For some reason recently, I’ve been feeling the need to
re-read all our blog posts from the weeks leading up to our trip to China. You
see, we left for China on May 23 last year, so as I live through the end of the
school year at Trinity and all the anticipation that summer brings, I remember
vividly the whole host of emotions we were feeling last year at this time, and
I’ve felt a deep need to reconnect with some of those feelings.
I remember Mother’s Day last year, the nostalgia of spending
that day with two children for the last time. Next year on Mother’s Day I’ll have three children, I remember
thinking, and now here it is Mother’s Day 2013 and I DO have three children.
I had a little yearning moment earlier today too—which
caught me off guard and left me pleasantly surprised. I’ve admitted on this
blog that in the past several months, I’ve felt a great deal of frustration
with China as a country and what I feel like is the lack of care they showed
for Matthew’s development during his months in the orphanage. We’ve been
somewhat overwhelmed by his delays and what they might possibly mean long term,
and in the midst of all that, I’ve felt angry at China for not doing a better
job offering him developmental opportunities while he was still in their care.

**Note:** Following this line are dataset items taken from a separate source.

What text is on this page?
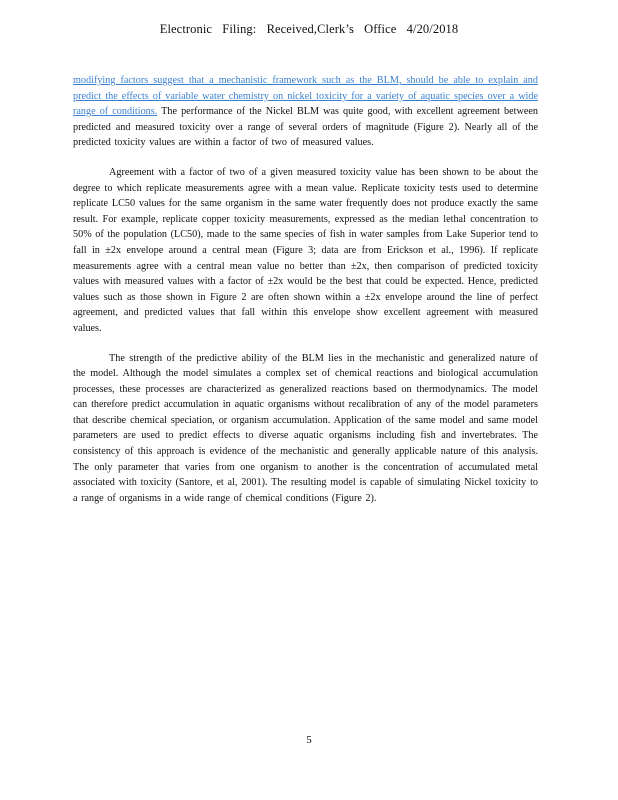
Electronic Filing: Received,Clerk’s Office 4/20/2018

modifying factors suggest that a mechanistic framework such as the BLM, should be able to explain and predict the effects of variable water chemistry on nickel toxicity for a variety of aquatic species over a wide range of conditions. The performance of the Nickel BLM was quite good, with excellent agreement between predicted and measured toxicity over a range of several orders of magnitude (Figure 2). Nearly all of the predicted toxicity values are within a factor of two of measured values.

Agreement with a factor of two of a given measured toxicity value has been shown to be about the degree to which replicate measurements agree with a mean value. Replicate toxicity tests used to determine replicate LC50 values for the same organism in the same water frequently does not produce exactly the same result. For example, replicate copper toxicity measurements, expressed as the median lethal concentration to 50% of the population (LC50), made to the same species of fish in water samples from Lake Superior tend to fall in ±2x envelope around a central mean (Figure 3; data are from Erickson et al., 1996). If replicate measurements agree with a central mean value no better than ±2x, then comparison of predicted toxicity values with measured values with a factor of ±2x would be the best that could be expected. Hence, predicted values such as those shown in Figure 2 are often shown within a ±2x envelope around the line of perfect agreement, and predicted values that fall within this envelope show excellent agreement with measured values.

The strength of the predictive ability of the BLM lies in the mechanistic and generalized nature of the model. Although the model simulates a complex set of chemical reactions and biological accumulation processes, these processes are characterized as generalized reactions based on thermodynamics. The model can therefore predict accumulation in aquatic organisms without recalibration of any of the model parameters that describe chemical speciation, or organism accumulation. Application of the same model and same model parameters are used to predict effects to diverse aquatic organisms including fish and invertebrates. The consistency of this approach is evidence of the mechanistic and generally applicable nature of this analysis. The only parameter that varies from one organism to another is the concentration of accumulated metal associated with toxicity (Santore, et al, 2001). The resulting model is capable of simulating Nickel toxicity to a range of organisms in a wide range of chemical conditions (Figure 2).

5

I don’t hate China or anything—I’m just frustrated about the
reality of our world and that country, and what happened to my child as a
result. I know, from all my blog reading, that it’s a common feeling for
adoptive parents to feel who bring children home from international orphanages.
But today I had a very different feeling. I got to slip away
after lunch today to do a little shopping, and I decided to head up to the
outlet malls that are about 10 minutes north of our house. They are a common
destination for Canadian tourists, particularly Chinese-Canadian tourists, it
seems. In fact, today probably 50% of the people walking around up there were
Asian, and most of them Chinese, at least from my viewpoint. I was in line at a
store when two women, a cashier and a customer, struck up a conversation. The
customer told the cashier that she wasn’t from the United States, and in fact
that she wasn’t from Canada either. She said she lived in China. Then the two
women began talking Mandarin to each other.
It was a warm day. I could smell the residual cigarette
smoke from the outdoor, covered walkways of the outlet mall, drifting into the
store where I stood. And the women before me chatted back and forth in Chinese.
In that instant, I had a deep and lovely yearning for China—for its landscape,
its language and its people. In that moment I felt something deeply familiar
and nostalgic, and my heart longed for my son’s first home in a way I had never
felt before. I missed China with every bone in my body—and I realized that
because Matthew is part of us, China is too.
China is SO FAR away from Everett. Maya and Sam ask
regularly when we get to go visit, and I wish I could tell them we’d go
sometime soon. We WILL go to China someday as a family, and hopefully more than
once, but it’s expensive and a long way to travel with small children. So we
probably won’t get back to China for at least 8 or 10 years. But the reality of
that makes me sad. I wish it was closer, so we could pop over and visit. I’d
love to show all three of our children the beautiful place where Matthew was
born—and I’d give more than anything to visit China when we weren’t there to
pick up a child. It was such an emotional and complicated trip for so many
reasons.
I wouldn’t want to go back to last time this year—Even
though our trip to China was an amazing adventure, I’m so grateful that we’re
on this side of the journey. Matthew is home, his surgeries are done for now,
he’s growing and changing, despite some concerns about his developmental delays.
We are grateful to have him in our family.
I do feel grateful that we live somewhere where Asian people
make up more than a small percentage of the population. Our Chinese-American
son will be able to look around and see people who look like him right here in
Everett. We won’t have to travel all the way to China for him to have that
experience.
And on this Mother’s Day, I give thanks for all three of my
children and the journeys we have taken and will take together as a family.
Sometimes people say to us, “what a gift your family has given to Matthew,” and
I think to myself, No, what a gift Matthew has given to us.
For as my mom has said on more than one occasion, “Matthew
needed a family, and our family needed a Matthew.” What a fine blessing it is
that we have each other in this life.
Happy (almost) adoption anniversary! What a tender experience to have your "China moment." Sending love and encouragement to your beautiful amazing family.